When Glynnis finds the check receipt, however, the McCullough family begins to unravel. Glynnis attacks Ian with accusations, and their fight escalates from verbal to physical. In an attempt to protect himself from a knife-wielding Glynnis, Ian accidentally pushes her through a plate-glass window. Her death following an 18-day hospital stay prompts an extensive police investigation, and Ian is charged with the murder of his wife. Although he is eventually acquitted of the charges, he spends the duration of the novel attempting not only to maintain the appearance of his perfect family, now missing a substantial third, but to determine if, in fact, he did kill his wife.

As a commentary on suburbia, American Appetites works as a near caricature.

“The suburban life the McCulloughs have been living is another game. What appear to be solid, respectable lives and faithful, happy marriages are only the civil trappings of a much different reality full of rage, infidelity, and desperation” (Creighton, 97).

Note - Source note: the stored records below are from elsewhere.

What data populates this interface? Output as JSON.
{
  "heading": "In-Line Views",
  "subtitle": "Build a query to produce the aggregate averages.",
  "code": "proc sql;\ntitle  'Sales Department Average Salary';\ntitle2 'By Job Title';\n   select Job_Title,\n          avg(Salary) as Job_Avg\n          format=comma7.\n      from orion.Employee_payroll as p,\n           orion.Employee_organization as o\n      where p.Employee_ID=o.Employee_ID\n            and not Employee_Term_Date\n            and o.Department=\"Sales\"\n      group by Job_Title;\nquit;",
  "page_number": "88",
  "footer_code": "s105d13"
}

Oates’s overemphasis of Glynnis as a professional woman, very successful in her career, a solid wife and mother who lives for her family yet is also able to put together the perfect dinner party for 20 of their “close” friends, belies the imperfection boiling underneath.

Ian, too, fits the stereotype of the perfect man to a degree, even while standing trial for his wife’s murder. Ian is seen as quite introspective, largely due to the point of view Oates selected. Through the trial, Ian constantly questions his own guilt, as any “good” person would.

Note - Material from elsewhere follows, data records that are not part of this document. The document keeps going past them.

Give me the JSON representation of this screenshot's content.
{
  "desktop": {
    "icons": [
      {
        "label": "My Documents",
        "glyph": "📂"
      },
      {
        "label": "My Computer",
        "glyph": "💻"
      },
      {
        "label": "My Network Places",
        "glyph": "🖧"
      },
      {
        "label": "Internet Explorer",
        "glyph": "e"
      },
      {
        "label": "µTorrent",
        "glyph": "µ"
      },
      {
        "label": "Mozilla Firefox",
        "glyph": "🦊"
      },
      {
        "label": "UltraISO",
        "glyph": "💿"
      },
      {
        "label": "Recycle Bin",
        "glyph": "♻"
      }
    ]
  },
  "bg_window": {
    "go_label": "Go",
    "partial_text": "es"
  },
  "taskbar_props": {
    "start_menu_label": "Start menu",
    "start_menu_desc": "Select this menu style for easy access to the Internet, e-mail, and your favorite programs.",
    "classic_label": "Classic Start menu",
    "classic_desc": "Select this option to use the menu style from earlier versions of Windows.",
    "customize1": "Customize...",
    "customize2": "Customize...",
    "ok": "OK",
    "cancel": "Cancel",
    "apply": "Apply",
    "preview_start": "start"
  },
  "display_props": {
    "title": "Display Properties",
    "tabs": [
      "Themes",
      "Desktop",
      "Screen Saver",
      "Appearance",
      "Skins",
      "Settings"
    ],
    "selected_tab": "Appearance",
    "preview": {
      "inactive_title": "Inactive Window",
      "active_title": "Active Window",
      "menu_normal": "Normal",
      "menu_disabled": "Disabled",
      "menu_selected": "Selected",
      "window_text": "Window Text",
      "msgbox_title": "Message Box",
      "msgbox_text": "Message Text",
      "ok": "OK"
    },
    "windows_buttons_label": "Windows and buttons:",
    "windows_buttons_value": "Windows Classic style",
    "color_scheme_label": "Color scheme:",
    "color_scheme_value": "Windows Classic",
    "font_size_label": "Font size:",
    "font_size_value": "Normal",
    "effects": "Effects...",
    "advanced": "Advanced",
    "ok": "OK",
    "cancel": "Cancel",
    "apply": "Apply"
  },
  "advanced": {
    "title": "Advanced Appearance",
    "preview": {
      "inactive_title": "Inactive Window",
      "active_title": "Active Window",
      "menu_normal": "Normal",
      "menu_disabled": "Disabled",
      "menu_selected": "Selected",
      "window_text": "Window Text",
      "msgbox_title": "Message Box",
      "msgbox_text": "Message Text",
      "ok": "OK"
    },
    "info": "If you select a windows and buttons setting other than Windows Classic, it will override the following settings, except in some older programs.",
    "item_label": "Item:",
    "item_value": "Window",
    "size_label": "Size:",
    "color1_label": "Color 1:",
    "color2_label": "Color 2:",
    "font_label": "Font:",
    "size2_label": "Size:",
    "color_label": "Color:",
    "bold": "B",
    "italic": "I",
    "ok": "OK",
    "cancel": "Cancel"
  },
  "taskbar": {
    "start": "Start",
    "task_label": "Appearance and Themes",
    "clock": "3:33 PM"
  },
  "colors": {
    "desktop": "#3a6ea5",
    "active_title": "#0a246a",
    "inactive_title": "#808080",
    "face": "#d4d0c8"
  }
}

“My success is my problem, he said, and his friends laughed with him and agree, for many of them were burdened with the same problem: they were, like Ian McCullough, successes ‘in their fields,’ well into middle age yet ‘still youthful,’ comfortably well off beyond all dreams and expectations of graduate-student days yet still ‘ambitious’—though ambitious for what, none could have said” (7).

However, with the realization that affairs happen, money is lost, and people die, American Appetites “is also about the other side of the looking glass, the ‘photographic negative,’ the dark other in the self and in others, which Ian encounters as a result of this experience” (Creighton, 95).

An unanalyzed yet equally significant message of American Appetites is the redefinition of truth Oates presents. Truth, as a concept, is considered reality in a relatively constant state. Oates amends the concept and suggests that reality itself shifts continuously. Both Ian and Glynnis explore the concept of truth versus perception at many points throughout the novel.

Glynnis thinks, while recollecting an affair from her past, “She had known, then, that absolute trust in another human being is an error. We believe, not what is true, but what we wish to perceive as true” (57).

Ian mirrors this through a piece of artwork that hangs in his office as a constant reminder: “Not what the eye sees but what the mind imagines the eye must see” (8). Through these two parallel viewpoints, Oates challenges readers to consider what is truth, fact, and what is perception—what our minds imagine our eyes see. Throughout the trial, Ian revisits this concept as he questions his role in Glynnis’s death.

American Appetites is still a relatively un-critiqued piece of literature. Through presenting the picture of a stereotyped “American Dream” family and redefining one of life’s basic accepted facts—the definition of truth—Joyce Carol Oates has once again demonstrated her ability to not only tell a story, but to give a telling analysis of society and humanity as well.


Sources
Creighton, Joanne V. Joyce Carol Oates: Novels of the Middle Years. New York: Twayne, 1992.
Johnson, Greg. Understanding Joyce Carol Oates. Columbia: University of South Carolina Press, 1987.
Oates, Joyce Carol. American Appetites. New York: Harper & Row, 1989.